Green Deal makes its mark on EU crop protection sector

The increased focus on sustainability in the agrifood sector has seen the leading EU crop protection association rebrand and expand its mandate to encompass a more holistic approach to plant protection.

In an interview with EURACTIV, Géraldine Kutas, director-general of the newly launched CropLife Europe, formerly known as the European Crop Protection Agency (ECPA), said the move was part of an effort to be better equipped for the Green Deal,

“Although this is in the line of our thinking for a while, the Green Deal has accelerated this change and made the need for a more holistic, horizontal approach clear,” Kutas said.

Stressing that there is no one crop protection solution, Kutas explained the move was intended to bring “all the tools and solutions under one roof” in order to respond to the rapidly changing demands from society and evolving policy frameworks.

But while the Commission has set a clear direction of travel in both its Biodiversity and Farm to Fork strategies, questions remain over how these ambitions will be implemented.

“We believe that producing enough food sustainably cannot be achieved by simply reducing the availability of solutions to farmers. Instead, we need to accelerate the development of new, better solutions and enhanced farming practices that utilise more technology to produce our food while using fewer resources,” she said.

“You cannot just leave farmers with no tools – there must be a replacement,” she stressed, adding that these replacements are never a direct substitution.

Besides conventional pesticides, CropLife Europe will now include tools to make better use of currently available pesticides, such as digital and precision farming, as well as plant biotechnology and biopesticides to offer alternatives tools.

“We are fully conscious that it is one minute to midnight,” she said, stressing the need to drive the transformation of the sector.

However, she warned that this will not happen overnight, pointing to the fact that the average time to take a new product to market is 11 years, which takes us far beyond the 2030 target.

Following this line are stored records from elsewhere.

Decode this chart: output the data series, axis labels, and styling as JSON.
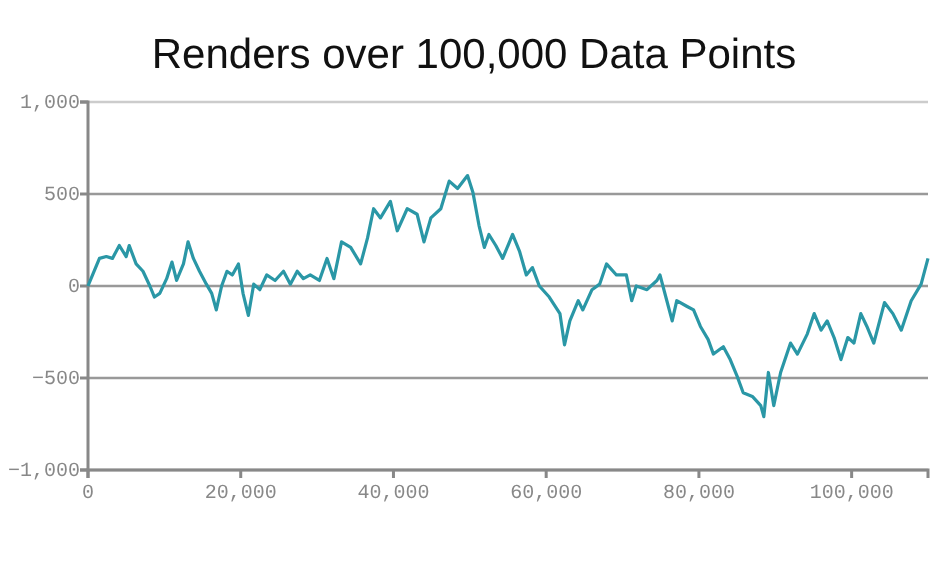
{
  "chart_data": {
    "type": "line",
    "title": "Renders over 100,000 Data Points",
    "xlim": [
      0,
      110000
    ],
    "xticks": [
      {
        "value": 0,
        "label": "0"
      },
      {
        "value": 20000,
        "label": "20,000"
      },
      {
        "value": 40000,
        "label": "40,000"
      },
      {
        "value": 60000,
        "label": "60,000"
      },
      {
        "value": 80000,
        "label": "80,000"
      },
      {
        "value": 100000,
        "label": "100,000"
      }
    ],
    "ylim": [
      -1000,
      1000
    ],
    "yticks": [
      {
        "value": -1000,
        "label": "−1,000"
      },
      {
        "value": -500,
        "label": "−500"
      },
      0,
      500,
      {
        "value": 1000,
        "label": "1,000"
      }
    ],
    "grid": "y",
    "marker": "none",
    "line_style": "solid",
    "series": [
      {
        "color": "#2a97a6",
        "x": [
          0,
          600,
          1500,
          2400,
          3200,
          4100,
          5000,
          5400,
          6300,
          7200,
          8100,
          8700,
          9400,
          10300,
          11000,
          11600,
          12500,
          13100,
          13800,
          14600,
          15500,
          16200,
          16800,
          17500,
          18200,
          18900,
          19700,
          20300,
          21000,
          21700,
          22500,
          23400,
          24500,
          25600,
          26500,
          27400,
          28200,
          29100,
          30300,
          31300,
          32200,
          33200,
          34400,
          35700,
          36600,
          37400,
          38300,
          39600,
          40500,
          41800,
          43100,
          44000,
          44900,
          46200,
          47300,
          48400,
          49700,
          50400,
          51200,
          51900,
          52500,
          53400,
          54300,
          55600,
          56500,
          57400,
          58200,
          59100,
          60400,
          61800,
          62400,
          63100,
          64200,
          64800,
          66000,
          67000,
          67900,
          69200,
          70500,
          71200,
          71800,
          73200,
          74500,
          74900,
          75800,
          76500,
          77100,
          78400,
          79300,
          80200,
          81200,
          81900,
          83200,
          84100,
          85000,
          85800,
          87000,
          88100,
          88500,
          89100,
          89800,
          90700,
          92000,
          92900,
          94200,
          95100,
          96000,
          96800,
          97700,
          98600,
          99500,
          100300,
          101200,
          102000,
          102900,
          104300,
          105400,
          106500,
          107800,
          109100,
          110000
        ],
        "values": [
          0,
          60,
          150,
          160,
          150,
          220,
          160,
          220,
          120,
          80,
          0,
          -60,
          -40,
          40,
          130,
          30,
          120,
          240,
          150,
          80,
          10,
          -40,
          -130,
          0,
          80,
          60,
          120,
          -40,
          -160,
          10,
          -20,
          60,
          30,
          80,
          10,
          80,
          40,
          60,
          30,
          150,
          40,
          240,
          210,
          120,
          260,
          420,
          370,
          460,
          300,
          420,
          390,
          240,
          370,
          420,
          570,
          530,
          600,
          510,
          330,
          210,
          280,
          220,
          150,
          280,
          190,
          60,
          100,
          0,
          -60,
          -150,
          -320,
          -190,
          -80,
          -130,
          -20,
          10,
          120,
          60,
          60,
          -80,
          0,
          -20,
          30,
          60,
          -80,
          -190,
          -80,
          -110,
          -130,
          -220,
          -290,
          -370,
          -330,
          -400,
          -490,
          -580,
          -600,
          -650,
          -710,
          -470,
          -650,
          -470,
          -310,
          -370,
          -260,
          -150,
          -240,
          -190,
          -280,
          -400,
          -280,
          -310,
          -150,
          -220,
          -310,
          -90,
          -150,
          -240,
          -80,
          10,
          150
        ]
      }
    ]
  }
}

She therefore highlighted the need to accelerate the authorisation process of lower risk profile plant protection products, such as biopesticides.

EU ‘not the place to innovate’

This transformation of the sector must be rooted in science, Kutas stressed, highlighting how problematic the “static situation” was on certain scientific developments, such as new plant breeding techniques.

Although she advocated advancing with caution, she praised the fact that the UK looks open to the new technology after England recently launched a consultation on gene editing.

She said she hoped the EU would follow the example of its neighbours across the channel and embrace gene-editing technology, but warned that this also throws up other issues of “access to the EU market and compliance with the EU regulatory system”.

“We hope that the EU will embrace the gene-editing technology because otherwise, it will really mean that the innovation principle doesn’t mean much in Europe, and that Europe is not a place to innovate,” she said, adding that this would send the wrong signal to the industry and mean that innovation is advanced in other markets.

“The fact that this kind of innovation is not welcome in the EU is a pity because the EU can really reap some benefits for the sustainability of agriculture, for protecting the environment, through biotechnology”.

Kutas added that she hoped that the acceptance of biotechnology in the healthcare sector, for example in the creation of vaccines, may spill over into the agricultural sector.